Iceland entered the COVID-19 crisis from a position of strength and stands favorably in its handling of the pandemic the Executive Board of the International Monetary Fund (IMF) has concluded in its so-called Article IV consultation with Iceland.
Net and gross public debt have declined by more than 50 percentage points of GDP since the Global Financial Crisis, private and external debt have declined by 200 percent of GDP, and international reserves have reached around 30 percent of GDP. Banks’ balance sheets have been strong, with significant capital and liquidity buffers. The available policy space allowed for a prompt and substantial policy response to the pandemic, with fiscal, monetary, and macroprudential measures alleviating the impact on households and firms. The COVID-19 cases were contained fast, and vaccinations have progressed as planned, with more than 60 percent of the population above age 16 having received at least one dose.
Significant impact of the pandemic
The collapse in global tourism flows has affected Iceland’s engine of growth, which relies heavily on contact-intensive sectors. Real GDP declined by 6.6 percent, unemployment rose sharply, the current account surplus declined, and inflation rose above the notification band in 2020. A modest recovery is projected to take hold in 2021, with GDP projected to reach its 2019 level the following year. Scarring arising from an expected slow tourism recovery is projected to keep GDP below its pre-COVID trend by 3 percent in 2026. Risks to the outlook are significant, mainly stemming from uncertainty in the path of the pandemic domestically and abroad and the prospects for global tourism revival.

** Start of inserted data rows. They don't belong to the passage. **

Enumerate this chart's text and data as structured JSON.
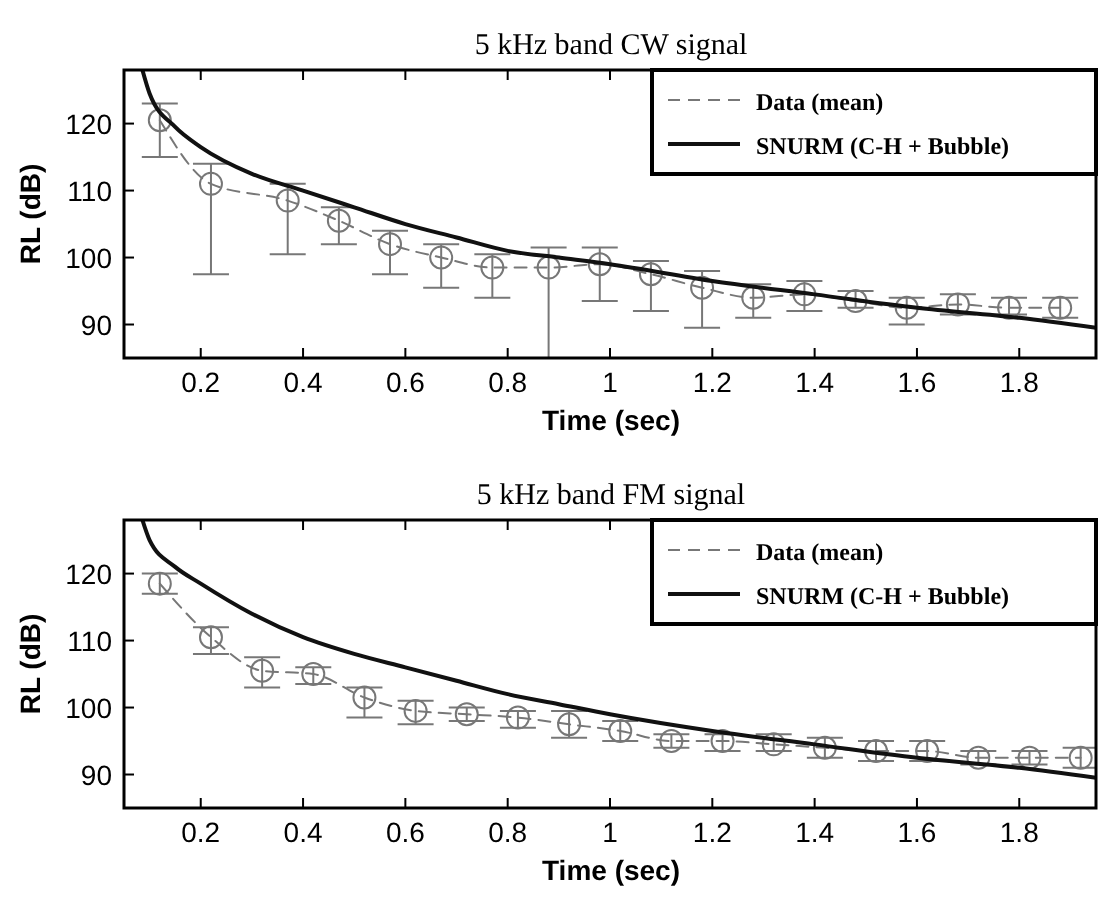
{
  "chart_data": [
    {
      "type": "line",
      "title": "5 kHz band CW signal",
      "xlabel": "Time (sec)",
      "ylabel": "RL (dB)",
      "xlim": [
        0.05,
        1.95
      ],
      "ylim": [
        85,
        128
      ],
      "xticks": [
        0.2,
        0.4,
        0.6,
        0.8,
        1,
        1.2,
        1.4,
        1.6,
        1.8
      ],
      "yticks": [
        90,
        100,
        110,
        120
      ],
      "legend": "top right",
      "series": [
        {
          "name": "Data (mean)",
          "color": "#777777",
          "line_style": "dashed",
          "marker": "circle",
          "x": [
            0.12,
            0.22,
            0.37,
            0.47,
            0.57,
            0.67,
            0.77,
            0.88,
            0.98,
            1.08,
            1.18,
            1.28,
            1.38,
            1.48,
            1.58,
            1.68,
            1.78,
            1.88
          ],
          "values": [
            120.5,
            111,
            108.5,
            105.5,
            102,
            100,
            98.5,
            98.5,
            99,
            97.5,
            95.5,
            94,
            94.5,
            93.5,
            92.5,
            93,
            92.5,
            92.5
          ],
          "errors": [
            [
              115,
              123
            ],
            [
              97.5,
              114
            ],
            [
              100.5,
              111
            ],
            [
              102,
              107.5
            ],
            [
              97.5,
              104
            ],
            [
              95.5,
              102
            ],
            [
              94,
              100.5
            ],
            [
              85,
              101.5
            ],
            [
              93.5,
              101.5
            ],
            [
              92,
              99.5
            ],
            [
              89.5,
              98
            ],
            [
              91,
              96
            ],
            [
              92,
              96.5
            ],
            [
              92.5,
              95
            ],
            [
              90,
              94
            ],
            [
              91.5,
              94.5
            ],
            [
              91.5,
              94
            ],
            [
              91,
              94
            ]
          ]
        },
        {
          "name": "SNURM (C-H + Bubble)",
          "color": "#111111",
          "line_style": "solid",
          "marker": "none",
          "x": [
            0.086,
            0.1,
            0.15,
            0.2,
            0.3,
            0.4,
            0.5,
            0.6,
            0.7,
            0.8,
            0.9,
            1.0,
            1.2,
            1.4,
            1.6,
            1.8,
            1.95
          ],
          "values": [
            128,
            124.5,
            119.5,
            116.5,
            112.5,
            110,
            107.5,
            105,
            103,
            101,
            100,
            99,
            96.5,
            94.5,
            92.5,
            91,
            89.5
          ]
        }
      ]
    },
    {
      "type": "line",
      "title": "5 kHz band FM signal",
      "xlabel": "Time (sec)",
      "ylabel": "RL (dB)",
      "xlim": [
        0.05,
        1.95
      ],
      "ylim": [
        85,
        128
      ],
      "xticks": [
        0.2,
        0.4,
        0.6,
        0.8,
        1,
        1.2,
        1.4,
        1.6,
        1.8
      ],
      "yticks": [
        90,
        100,
        110,
        120
      ],
      "legend": "top right",
      "series": [
        {
          "name": "Data (mean)",
          "color": "#777777",
          "line_style": "dashed",
          "marker": "circle",
          "x": [
            0.12,
            0.22,
            0.32,
            0.42,
            0.52,
            0.62,
            0.72,
            0.82,
            0.92,
            1.02,
            1.12,
            1.22,
            1.32,
            1.42,
            1.52,
            1.62,
            1.72,
            1.82,
            1.92
          ],
          "values": [
            118.5,
            110.5,
            105.5,
            105,
            101.5,
            99.5,
            99,
            98.5,
            97.5,
            96.5,
            95,
            95,
            94.5,
            94,
            93.5,
            93.5,
            92.5,
            92.5,
            92.5
          ],
          "errors": [
            [
              117,
              120
            ],
            [
              108,
              112
            ],
            [
              103,
              107.5
            ],
            [
              103.5,
              106
            ],
            [
              98.5,
              103
            ],
            [
              97.5,
              101
            ],
            [
              98,
              100
            ],
            [
              97,
              99.5
            ],
            [
              95.5,
              99.5
            ],
            [
              95,
              98
            ],
            [
              94,
              96
            ],
            [
              93.5,
              96
            ],
            [
              93.5,
              96
            ],
            [
              92.5,
              95.5
            ],
            [
              92,
              95
            ],
            [
              92,
              95
            ],
            [
              91.5,
              93.5
            ],
            [
              91.5,
              93.5
            ],
            [
              91,
              94
            ]
          ]
        },
        {
          "name": "SNURM (C-H + Bubble)",
          "color": "#111111",
          "line_style": "solid",
          "marker": "none",
          "x": [
            0.086,
            0.1,
            0.15,
            0.2,
            0.3,
            0.4,
            0.5,
            0.6,
            0.7,
            0.8,
            0.9,
            1.0,
            1.2,
            1.4,
            1.6,
            1.8,
            1.95
          ],
          "values": [
            128,
            125,
            121,
            118.5,
            114,
            110.5,
            108,
            106,
            104,
            102,
            100.5,
            99,
            96.5,
            94.5,
            92.5,
            91,
            89.5
          ]
        }
      ]
    }
  ]
}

Executive Board Assessment
Executive Directors commended Iceland’s handling of the severe impacts of the COVID-19 pandemic, thanks to the strong policy framework and prudently accumulated buffers. Looking ahead, Directors highlighted the challenging medium-term economic outlook, and encouraged sound macroeconomic policies and structural reforms to enhance sustainable growth, financial stability, and economic diversification.
Directors concurred that the budgeted fiscal support this year would help prop up domestic demand, mitigate scarring, and provide insurance against downside risks. Directors also assessed that Iceland’s medium-term fiscal policy plans would balance well the ongoing need for support to the economy with fiscal sustainability considerations. They noted these plans appropriately refocused fiscal policy from lifeline support toward active labor market policies and investments in physical and human capital. Maintaining the highest fiscal transparency will be crucial to preserve confidence in the fiscal framework.
Directors stressed that data-driven monetary policy rate decisions would remain essential to support confidence and mitigate inflation risks given the high degree of uncertainty. With the external position aligned with fundamentals and desirable policies, Directors advised the CBI to continue reducing its foreign exchange market presence as the effects of the pandemic subside. They also called for completion of the ongoing foreign exchange legislation reform to solidify the liberalization of the foreign exchange system and clarify the conditions for a potential use of capital flow management measures.
Directors stressed that emerging corporate vulnerabilities and housing market risks should be addressed to preserve the strength of the financial system. They recommended close monitoring of pandemic impacts on corporate and bank balance sheets and deploying macroprudential measures to mitigate risks from rapid bank mortgage credit growth.
Directors underscored that the upcoming review of the financial oversight architecture should ensure that the CBI’s powers and resources are commensurate with its expanded responsibilities. They stressed that the forthcoming bank privatization required vigilance to preserve high-quality ownership. Directors commended the authorities for swiftly completing the actions required for Iceland to exit FATF’s grey-list and encouraged them to continue improving AML/CFT effectiveness.
Directors stressed that Iceland’s post-pandemic growth strategy should strive to further diversify and strengthen the resilience of its economy. The strategy should aim to promote safe and sustainable tourism, support innovation, enhance human capital, reduce regulatory burdens, seek to better align wages and productivity, and ensure timely achievement of Iceland’s climate goals.